Wissler: Dass Putin seit Langem rechtsautoritäre Kräfte überall in Europa unterstützt, ideologisch und auch finanziell, ist nicht neu. Auch nicht, dass er dabei mit der AfD paktiert. Das ist eine gezielte, langfristige Strategie. Auch deshalb kann man Putins Politik nur vehement ablehnen.

taz: Und wie bewerten Sie, dass Sahra Wagenknecht dort aufgelistet wird?

Wissler: Sahra Wagenknecht ist nicht mehr in unserer Partei und ich bin froh und erleichtert, dass ich ihr Handeln nicht mehr dauernd kommentieren muss. Nur soviel: Als konsequenter Kriegsgegner sollte man deutlich machen, dass man jeden Krieg verurteilt und niemals doppelte Maßstäbe anlegen.

taz: Unsere Recherche zeigt, wie systematisch und akribisch die SDA prorussische Narrative auch in Deutschland befördern will – mit gefälschten Onlineprofilen und Beiträgen, mit massenhaft auf Social Media verbreiteten Karikaturen oder Fakes.

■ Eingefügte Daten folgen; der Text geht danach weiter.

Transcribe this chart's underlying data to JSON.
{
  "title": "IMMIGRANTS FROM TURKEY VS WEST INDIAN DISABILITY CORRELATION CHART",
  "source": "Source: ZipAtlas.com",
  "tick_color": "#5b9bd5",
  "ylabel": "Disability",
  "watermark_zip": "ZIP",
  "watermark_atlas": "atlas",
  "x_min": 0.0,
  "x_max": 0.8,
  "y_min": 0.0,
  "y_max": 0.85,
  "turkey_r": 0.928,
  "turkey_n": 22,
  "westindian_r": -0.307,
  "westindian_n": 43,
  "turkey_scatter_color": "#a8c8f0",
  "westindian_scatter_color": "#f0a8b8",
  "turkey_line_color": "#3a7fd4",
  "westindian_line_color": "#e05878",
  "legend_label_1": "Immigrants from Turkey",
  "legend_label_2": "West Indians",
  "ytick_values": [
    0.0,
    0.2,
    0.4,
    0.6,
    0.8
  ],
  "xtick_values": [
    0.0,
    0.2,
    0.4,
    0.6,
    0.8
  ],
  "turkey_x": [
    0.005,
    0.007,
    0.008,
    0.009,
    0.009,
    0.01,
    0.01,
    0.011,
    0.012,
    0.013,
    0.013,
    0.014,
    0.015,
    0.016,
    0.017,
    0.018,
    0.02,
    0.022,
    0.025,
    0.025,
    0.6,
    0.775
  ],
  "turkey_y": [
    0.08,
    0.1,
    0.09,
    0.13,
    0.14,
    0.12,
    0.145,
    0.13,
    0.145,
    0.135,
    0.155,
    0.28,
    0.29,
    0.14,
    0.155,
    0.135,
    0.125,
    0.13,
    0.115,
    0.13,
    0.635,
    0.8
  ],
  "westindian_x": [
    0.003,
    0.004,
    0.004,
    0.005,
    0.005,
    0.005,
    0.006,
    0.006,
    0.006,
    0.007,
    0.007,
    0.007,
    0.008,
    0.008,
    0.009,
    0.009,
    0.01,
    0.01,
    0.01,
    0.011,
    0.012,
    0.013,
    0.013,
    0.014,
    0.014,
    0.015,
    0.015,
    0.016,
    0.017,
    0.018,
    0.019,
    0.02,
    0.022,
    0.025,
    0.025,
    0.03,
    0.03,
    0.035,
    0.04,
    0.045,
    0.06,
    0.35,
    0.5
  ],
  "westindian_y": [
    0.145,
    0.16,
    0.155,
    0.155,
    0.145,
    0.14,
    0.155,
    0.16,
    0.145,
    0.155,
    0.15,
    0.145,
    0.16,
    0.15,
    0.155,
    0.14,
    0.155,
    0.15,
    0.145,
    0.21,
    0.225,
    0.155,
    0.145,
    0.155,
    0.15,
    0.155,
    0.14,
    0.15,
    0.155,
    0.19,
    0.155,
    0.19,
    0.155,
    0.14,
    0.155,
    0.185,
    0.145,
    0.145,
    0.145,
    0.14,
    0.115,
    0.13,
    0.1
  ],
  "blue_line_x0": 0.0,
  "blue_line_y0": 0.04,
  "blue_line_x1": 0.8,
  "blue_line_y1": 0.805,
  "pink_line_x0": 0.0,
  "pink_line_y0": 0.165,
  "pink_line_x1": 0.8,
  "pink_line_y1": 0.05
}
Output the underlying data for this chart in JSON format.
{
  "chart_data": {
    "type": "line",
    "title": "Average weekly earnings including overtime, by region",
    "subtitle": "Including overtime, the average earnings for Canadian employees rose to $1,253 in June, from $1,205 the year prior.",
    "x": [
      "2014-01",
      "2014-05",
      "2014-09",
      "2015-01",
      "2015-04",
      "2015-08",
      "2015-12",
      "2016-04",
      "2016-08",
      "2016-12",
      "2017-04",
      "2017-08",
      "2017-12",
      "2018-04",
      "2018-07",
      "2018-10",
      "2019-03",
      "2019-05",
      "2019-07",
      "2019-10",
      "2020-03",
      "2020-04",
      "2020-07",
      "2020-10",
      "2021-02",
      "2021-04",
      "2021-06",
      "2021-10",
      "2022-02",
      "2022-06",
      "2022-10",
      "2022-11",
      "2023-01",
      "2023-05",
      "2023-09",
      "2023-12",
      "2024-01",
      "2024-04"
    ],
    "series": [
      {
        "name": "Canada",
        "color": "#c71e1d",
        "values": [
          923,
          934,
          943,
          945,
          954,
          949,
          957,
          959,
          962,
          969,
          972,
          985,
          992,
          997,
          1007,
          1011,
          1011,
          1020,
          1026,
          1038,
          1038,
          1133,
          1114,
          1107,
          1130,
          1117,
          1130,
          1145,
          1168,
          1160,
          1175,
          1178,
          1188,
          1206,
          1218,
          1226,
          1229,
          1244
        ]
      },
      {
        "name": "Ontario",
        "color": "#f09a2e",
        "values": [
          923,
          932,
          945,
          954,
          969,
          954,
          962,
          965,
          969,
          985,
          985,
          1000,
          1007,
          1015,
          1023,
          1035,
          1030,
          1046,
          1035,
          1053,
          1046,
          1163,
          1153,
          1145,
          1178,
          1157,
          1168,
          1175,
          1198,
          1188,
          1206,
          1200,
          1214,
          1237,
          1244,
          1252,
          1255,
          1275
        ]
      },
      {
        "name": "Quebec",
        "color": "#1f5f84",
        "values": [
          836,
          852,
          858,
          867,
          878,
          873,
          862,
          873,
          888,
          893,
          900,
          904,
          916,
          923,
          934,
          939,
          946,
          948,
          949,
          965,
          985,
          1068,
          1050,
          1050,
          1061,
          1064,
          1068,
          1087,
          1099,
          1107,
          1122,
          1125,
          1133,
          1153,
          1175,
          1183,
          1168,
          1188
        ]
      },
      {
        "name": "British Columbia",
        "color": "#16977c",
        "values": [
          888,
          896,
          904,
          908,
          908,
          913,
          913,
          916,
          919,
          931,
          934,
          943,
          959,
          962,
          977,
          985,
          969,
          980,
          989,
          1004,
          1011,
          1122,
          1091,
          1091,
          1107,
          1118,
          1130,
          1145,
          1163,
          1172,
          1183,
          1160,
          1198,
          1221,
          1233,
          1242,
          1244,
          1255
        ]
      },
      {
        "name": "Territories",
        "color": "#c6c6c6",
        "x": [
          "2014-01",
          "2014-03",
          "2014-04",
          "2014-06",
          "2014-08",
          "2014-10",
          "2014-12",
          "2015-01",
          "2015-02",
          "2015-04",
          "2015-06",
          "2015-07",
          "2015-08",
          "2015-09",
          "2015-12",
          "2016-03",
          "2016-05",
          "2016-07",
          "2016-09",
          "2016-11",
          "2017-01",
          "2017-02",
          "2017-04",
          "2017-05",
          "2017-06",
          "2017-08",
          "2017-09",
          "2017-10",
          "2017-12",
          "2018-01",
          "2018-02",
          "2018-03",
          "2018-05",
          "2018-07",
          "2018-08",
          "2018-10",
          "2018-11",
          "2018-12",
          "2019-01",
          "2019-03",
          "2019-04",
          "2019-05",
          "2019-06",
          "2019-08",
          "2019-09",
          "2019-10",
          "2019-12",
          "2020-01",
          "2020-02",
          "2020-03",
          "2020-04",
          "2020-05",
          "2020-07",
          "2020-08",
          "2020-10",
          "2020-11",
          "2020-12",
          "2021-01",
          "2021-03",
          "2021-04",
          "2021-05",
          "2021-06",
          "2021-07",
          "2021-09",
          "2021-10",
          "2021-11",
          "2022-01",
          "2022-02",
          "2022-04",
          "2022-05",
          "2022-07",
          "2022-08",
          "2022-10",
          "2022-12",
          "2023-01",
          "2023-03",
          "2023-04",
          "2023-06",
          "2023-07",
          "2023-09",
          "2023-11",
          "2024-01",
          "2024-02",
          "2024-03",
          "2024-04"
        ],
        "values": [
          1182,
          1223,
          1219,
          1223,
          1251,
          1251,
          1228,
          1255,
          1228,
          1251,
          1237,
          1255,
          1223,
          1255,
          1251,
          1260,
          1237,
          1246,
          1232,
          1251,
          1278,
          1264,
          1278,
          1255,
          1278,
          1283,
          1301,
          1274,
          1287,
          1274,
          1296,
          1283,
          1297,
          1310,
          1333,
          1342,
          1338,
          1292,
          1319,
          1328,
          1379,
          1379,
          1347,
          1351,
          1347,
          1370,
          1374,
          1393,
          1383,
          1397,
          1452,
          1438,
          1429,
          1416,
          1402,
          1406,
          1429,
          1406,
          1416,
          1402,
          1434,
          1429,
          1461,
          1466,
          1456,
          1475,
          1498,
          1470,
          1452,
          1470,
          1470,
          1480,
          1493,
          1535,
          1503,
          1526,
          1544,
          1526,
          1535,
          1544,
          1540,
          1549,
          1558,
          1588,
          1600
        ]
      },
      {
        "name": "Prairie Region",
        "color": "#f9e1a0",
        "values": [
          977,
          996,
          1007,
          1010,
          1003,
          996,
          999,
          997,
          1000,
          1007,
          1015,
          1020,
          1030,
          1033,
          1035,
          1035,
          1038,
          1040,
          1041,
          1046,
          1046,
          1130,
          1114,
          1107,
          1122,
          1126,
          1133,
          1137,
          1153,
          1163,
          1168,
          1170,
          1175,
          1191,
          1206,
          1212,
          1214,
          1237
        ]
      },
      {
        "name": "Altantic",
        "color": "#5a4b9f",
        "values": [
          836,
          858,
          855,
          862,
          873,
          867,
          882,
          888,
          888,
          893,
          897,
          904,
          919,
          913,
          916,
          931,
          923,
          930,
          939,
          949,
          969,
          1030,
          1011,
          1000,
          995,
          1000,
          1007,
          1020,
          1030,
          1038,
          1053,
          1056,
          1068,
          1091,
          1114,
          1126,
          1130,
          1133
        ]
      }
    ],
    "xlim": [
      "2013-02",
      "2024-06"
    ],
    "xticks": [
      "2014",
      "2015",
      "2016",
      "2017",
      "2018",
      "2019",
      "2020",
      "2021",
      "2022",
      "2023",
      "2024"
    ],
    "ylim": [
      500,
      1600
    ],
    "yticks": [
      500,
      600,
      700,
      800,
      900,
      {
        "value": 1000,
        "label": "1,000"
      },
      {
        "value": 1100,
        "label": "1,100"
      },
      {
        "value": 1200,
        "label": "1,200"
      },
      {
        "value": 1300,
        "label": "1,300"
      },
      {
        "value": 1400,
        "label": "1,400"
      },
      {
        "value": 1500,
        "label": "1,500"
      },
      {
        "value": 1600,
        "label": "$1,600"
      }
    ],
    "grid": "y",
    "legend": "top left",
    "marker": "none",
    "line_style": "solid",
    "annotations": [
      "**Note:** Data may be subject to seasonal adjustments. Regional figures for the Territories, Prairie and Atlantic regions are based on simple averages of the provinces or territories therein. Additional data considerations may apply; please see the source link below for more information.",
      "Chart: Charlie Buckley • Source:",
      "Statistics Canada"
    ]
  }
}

Wie gefährlich ist die russische Desinformation?

Wissler: Dass Putins Regierung skrupellos agiert, zeigt sich schon daran, wie sie die Opposition in Russland kaltstellt und oppositionelle Stimmen zu unterdrücken versucht. Ganz offensichtlich hat dieses Regime ein Interesse daran, die öffentliche Meinung international zu den eigenen Gunsten zu beeinflussen. Und Desinformation ist in digitalen Zeiten natürlich eine große Gefahr. Wir erleben eine Flut an Fake News, die für viele immer schwerer zu erkennen sind. Daran beteiligen sich solche Agenturen und auch Geheimdienste – wohlgemerkt nicht nur russische, wenn wir etwa auf das Agieren der NSA schauen. Diese Gefahr der Desinformation müssen wir alle auf dem Schirm haben, dagegen sind wir noch nicht gut gewappnet.

taz: Wie kann man sich denn da wappnen? Tun die Regierung und die Behörden genug?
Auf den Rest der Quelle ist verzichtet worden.